Question

Harper is working two summer jobs, making $19 per hour lifeguarding and making $8 per hour walking dogs. In a given week, she can work at most 7 total hours and must earn a minimum of $80. If x x represents the number of hours lifeguarding and y y represents the number of hours walking dogs, write and solve a system of inequalities graphically and determine one possible solution.

Answer 1

Answer:

We know that:

She makes $19 per hour of lifeguarding.

She makes $8 per hour walking dogs.

She can work at most 7 hours per week.

She must earn a minimum of $80 per week.

If x represents the number of hours lifeguarding and y represents the number of hours walking dogs, the inequalities will be:

x + y ≥ 7 hours.

(this says that she can work at most 7 hours per week)

x*$19 + y*$8 ≥ $80

(this says that she can earn a minimum of $80)
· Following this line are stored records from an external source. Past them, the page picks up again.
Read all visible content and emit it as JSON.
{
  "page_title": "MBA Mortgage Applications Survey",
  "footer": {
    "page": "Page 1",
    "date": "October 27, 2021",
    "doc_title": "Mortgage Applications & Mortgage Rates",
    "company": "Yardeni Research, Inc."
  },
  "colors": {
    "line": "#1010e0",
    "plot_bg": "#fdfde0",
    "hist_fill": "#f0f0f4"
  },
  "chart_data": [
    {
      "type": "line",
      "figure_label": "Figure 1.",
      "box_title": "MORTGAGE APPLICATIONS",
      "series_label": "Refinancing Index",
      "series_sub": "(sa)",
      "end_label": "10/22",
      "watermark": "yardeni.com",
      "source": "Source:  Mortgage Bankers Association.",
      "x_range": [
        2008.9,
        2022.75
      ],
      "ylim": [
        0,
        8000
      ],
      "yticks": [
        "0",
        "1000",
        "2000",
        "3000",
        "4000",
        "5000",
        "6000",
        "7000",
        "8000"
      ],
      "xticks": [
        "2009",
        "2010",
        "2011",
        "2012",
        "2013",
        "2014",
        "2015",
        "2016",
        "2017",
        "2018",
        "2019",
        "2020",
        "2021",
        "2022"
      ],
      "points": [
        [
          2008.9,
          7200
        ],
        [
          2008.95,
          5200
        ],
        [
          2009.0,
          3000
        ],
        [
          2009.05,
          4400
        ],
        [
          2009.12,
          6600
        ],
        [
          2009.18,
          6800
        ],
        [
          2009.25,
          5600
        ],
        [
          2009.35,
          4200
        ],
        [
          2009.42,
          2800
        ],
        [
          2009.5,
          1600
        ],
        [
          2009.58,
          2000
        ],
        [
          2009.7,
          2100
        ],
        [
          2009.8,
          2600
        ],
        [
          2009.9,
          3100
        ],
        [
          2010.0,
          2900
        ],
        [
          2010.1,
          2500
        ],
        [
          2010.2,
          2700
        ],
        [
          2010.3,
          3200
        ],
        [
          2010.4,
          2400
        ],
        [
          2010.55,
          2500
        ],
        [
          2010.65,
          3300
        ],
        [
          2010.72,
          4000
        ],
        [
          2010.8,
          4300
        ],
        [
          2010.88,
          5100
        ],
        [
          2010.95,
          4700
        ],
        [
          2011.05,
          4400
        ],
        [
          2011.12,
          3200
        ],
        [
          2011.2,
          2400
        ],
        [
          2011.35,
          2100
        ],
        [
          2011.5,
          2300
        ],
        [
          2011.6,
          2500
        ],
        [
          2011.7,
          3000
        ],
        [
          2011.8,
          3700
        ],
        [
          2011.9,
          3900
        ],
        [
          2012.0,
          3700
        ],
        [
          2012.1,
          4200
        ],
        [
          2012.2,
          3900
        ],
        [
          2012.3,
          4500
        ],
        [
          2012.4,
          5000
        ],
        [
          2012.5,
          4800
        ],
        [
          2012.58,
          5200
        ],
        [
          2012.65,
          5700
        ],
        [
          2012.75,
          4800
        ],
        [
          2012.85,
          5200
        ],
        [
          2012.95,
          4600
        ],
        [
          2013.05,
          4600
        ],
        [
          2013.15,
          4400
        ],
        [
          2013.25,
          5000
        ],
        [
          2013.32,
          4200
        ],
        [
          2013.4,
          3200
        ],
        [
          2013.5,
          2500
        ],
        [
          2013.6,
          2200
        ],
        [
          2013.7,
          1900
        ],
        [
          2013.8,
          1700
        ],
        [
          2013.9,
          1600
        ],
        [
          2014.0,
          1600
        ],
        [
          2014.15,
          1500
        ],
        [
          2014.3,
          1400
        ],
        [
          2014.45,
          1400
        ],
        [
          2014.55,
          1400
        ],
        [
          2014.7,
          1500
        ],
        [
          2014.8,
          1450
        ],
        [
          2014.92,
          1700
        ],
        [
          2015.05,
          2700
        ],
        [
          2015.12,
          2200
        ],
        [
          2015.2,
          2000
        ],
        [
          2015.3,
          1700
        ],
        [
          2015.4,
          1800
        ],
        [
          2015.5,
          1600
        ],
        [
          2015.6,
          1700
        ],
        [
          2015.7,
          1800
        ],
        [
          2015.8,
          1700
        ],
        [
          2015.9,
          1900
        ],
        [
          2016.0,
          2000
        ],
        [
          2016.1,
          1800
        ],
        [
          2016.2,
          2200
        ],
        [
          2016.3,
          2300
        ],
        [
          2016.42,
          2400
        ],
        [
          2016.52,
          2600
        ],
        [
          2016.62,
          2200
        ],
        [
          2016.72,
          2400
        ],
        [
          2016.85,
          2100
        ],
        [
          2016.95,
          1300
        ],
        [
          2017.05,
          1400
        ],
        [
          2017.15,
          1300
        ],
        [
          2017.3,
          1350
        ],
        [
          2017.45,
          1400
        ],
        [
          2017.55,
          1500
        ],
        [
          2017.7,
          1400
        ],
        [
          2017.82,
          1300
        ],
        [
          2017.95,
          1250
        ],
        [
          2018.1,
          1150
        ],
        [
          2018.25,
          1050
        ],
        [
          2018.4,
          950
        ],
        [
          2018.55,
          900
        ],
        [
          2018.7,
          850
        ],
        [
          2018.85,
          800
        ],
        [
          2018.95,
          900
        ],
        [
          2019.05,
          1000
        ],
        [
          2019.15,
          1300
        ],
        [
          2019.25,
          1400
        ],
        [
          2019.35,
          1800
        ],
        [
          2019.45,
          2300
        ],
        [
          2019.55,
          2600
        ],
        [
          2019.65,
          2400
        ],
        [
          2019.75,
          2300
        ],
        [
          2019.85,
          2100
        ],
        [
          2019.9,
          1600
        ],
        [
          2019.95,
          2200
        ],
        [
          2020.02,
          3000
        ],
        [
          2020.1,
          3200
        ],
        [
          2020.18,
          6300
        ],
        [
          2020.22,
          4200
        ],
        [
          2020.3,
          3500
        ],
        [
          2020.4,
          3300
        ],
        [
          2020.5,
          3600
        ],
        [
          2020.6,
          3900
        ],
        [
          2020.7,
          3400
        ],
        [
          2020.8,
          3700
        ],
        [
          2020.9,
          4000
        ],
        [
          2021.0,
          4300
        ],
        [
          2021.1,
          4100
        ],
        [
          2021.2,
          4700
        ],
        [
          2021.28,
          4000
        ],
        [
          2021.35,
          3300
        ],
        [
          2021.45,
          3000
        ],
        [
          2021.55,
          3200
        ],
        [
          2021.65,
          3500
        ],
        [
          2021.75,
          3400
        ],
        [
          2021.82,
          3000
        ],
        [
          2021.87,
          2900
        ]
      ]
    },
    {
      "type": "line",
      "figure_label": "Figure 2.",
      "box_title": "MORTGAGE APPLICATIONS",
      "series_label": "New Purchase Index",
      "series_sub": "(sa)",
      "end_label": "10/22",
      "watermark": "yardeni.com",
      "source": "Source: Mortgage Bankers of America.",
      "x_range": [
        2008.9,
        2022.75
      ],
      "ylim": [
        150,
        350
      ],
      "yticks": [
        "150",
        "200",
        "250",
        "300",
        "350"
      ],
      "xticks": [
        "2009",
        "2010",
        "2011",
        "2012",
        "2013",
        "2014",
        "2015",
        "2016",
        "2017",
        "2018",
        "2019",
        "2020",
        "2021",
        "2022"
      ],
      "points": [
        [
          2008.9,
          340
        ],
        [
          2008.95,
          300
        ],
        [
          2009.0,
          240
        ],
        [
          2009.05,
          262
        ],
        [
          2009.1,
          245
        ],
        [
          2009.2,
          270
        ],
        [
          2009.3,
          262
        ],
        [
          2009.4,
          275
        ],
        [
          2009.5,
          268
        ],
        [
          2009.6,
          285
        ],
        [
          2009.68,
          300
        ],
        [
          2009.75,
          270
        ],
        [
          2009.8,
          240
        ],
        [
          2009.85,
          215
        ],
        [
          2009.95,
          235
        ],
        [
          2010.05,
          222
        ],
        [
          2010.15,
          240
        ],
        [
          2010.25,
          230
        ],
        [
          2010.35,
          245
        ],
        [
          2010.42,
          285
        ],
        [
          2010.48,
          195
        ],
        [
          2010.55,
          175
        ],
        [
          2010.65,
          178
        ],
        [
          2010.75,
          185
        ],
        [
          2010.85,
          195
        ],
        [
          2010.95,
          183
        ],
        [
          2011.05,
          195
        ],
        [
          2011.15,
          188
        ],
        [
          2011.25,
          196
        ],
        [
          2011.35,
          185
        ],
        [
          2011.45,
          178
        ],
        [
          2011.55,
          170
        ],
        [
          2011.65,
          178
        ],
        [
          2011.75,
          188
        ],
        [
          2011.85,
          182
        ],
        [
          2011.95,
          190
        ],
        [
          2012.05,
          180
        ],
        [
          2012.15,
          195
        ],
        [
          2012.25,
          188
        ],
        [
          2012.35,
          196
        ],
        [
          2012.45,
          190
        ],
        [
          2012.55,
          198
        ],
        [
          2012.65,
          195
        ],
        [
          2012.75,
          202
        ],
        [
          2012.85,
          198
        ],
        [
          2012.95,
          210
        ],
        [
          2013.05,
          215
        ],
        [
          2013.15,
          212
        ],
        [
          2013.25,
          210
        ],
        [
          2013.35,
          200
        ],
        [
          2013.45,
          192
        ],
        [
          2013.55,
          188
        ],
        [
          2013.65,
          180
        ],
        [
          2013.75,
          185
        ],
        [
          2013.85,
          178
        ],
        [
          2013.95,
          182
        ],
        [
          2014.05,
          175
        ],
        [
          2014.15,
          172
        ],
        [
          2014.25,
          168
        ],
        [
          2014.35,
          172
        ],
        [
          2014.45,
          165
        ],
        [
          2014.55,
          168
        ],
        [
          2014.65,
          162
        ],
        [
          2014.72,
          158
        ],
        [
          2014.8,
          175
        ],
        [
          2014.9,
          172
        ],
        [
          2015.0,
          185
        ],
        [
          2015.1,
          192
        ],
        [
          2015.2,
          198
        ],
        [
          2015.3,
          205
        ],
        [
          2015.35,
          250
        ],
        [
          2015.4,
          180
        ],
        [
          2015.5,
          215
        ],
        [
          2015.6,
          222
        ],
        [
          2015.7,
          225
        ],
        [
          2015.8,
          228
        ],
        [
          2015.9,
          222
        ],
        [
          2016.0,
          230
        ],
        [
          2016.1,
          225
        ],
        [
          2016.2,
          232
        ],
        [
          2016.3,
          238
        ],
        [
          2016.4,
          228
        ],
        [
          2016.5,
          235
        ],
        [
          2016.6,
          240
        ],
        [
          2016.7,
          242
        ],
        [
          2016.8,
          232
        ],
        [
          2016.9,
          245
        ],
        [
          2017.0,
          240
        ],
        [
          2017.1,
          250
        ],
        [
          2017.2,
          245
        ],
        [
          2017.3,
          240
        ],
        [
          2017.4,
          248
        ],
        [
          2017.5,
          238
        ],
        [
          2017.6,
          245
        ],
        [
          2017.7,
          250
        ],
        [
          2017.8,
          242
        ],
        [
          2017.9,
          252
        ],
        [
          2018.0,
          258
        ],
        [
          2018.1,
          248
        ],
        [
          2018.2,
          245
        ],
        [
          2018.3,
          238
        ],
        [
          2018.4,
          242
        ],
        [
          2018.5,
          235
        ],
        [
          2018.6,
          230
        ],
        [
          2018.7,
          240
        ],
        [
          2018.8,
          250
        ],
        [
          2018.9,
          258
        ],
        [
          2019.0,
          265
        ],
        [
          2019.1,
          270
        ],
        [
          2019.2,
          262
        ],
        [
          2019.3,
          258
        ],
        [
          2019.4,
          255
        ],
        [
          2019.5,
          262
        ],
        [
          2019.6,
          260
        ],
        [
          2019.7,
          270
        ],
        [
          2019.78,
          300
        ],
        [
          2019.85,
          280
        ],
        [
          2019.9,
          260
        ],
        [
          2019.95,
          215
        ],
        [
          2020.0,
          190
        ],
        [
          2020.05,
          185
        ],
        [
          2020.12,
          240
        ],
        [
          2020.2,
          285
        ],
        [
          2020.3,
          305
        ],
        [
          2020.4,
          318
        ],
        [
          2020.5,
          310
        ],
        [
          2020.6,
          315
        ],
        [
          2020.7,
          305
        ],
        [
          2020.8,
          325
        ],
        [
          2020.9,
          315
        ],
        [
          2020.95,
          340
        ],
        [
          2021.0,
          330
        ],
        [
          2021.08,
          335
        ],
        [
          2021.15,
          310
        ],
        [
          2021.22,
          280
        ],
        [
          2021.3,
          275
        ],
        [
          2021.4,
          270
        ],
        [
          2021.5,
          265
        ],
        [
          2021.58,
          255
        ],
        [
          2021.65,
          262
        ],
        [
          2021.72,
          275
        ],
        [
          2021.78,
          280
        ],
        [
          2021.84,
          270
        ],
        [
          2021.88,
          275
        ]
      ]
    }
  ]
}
Then the system of inequalities is:

x + y ≥ 7 hours.

x*$19 + y*$8 ≥ $80

To graph these two we can write them as lines in standard form and simply graph both inequalities, the solution of the system will be the intersection between the solutions of each inequality.

Here we also should add the inequalities:

x ≥ 0

y ≥ 0

So we only look at the first quadrant.

The graph can be seen in the image below: (the dark blue is the solution region for the first inequality, the light blue one is the solution region for the second inequality)

 

One possible solution can be:

x = 4 and y = 1

or

x = 4 and y = 2

and there are a lot of other possible solutions.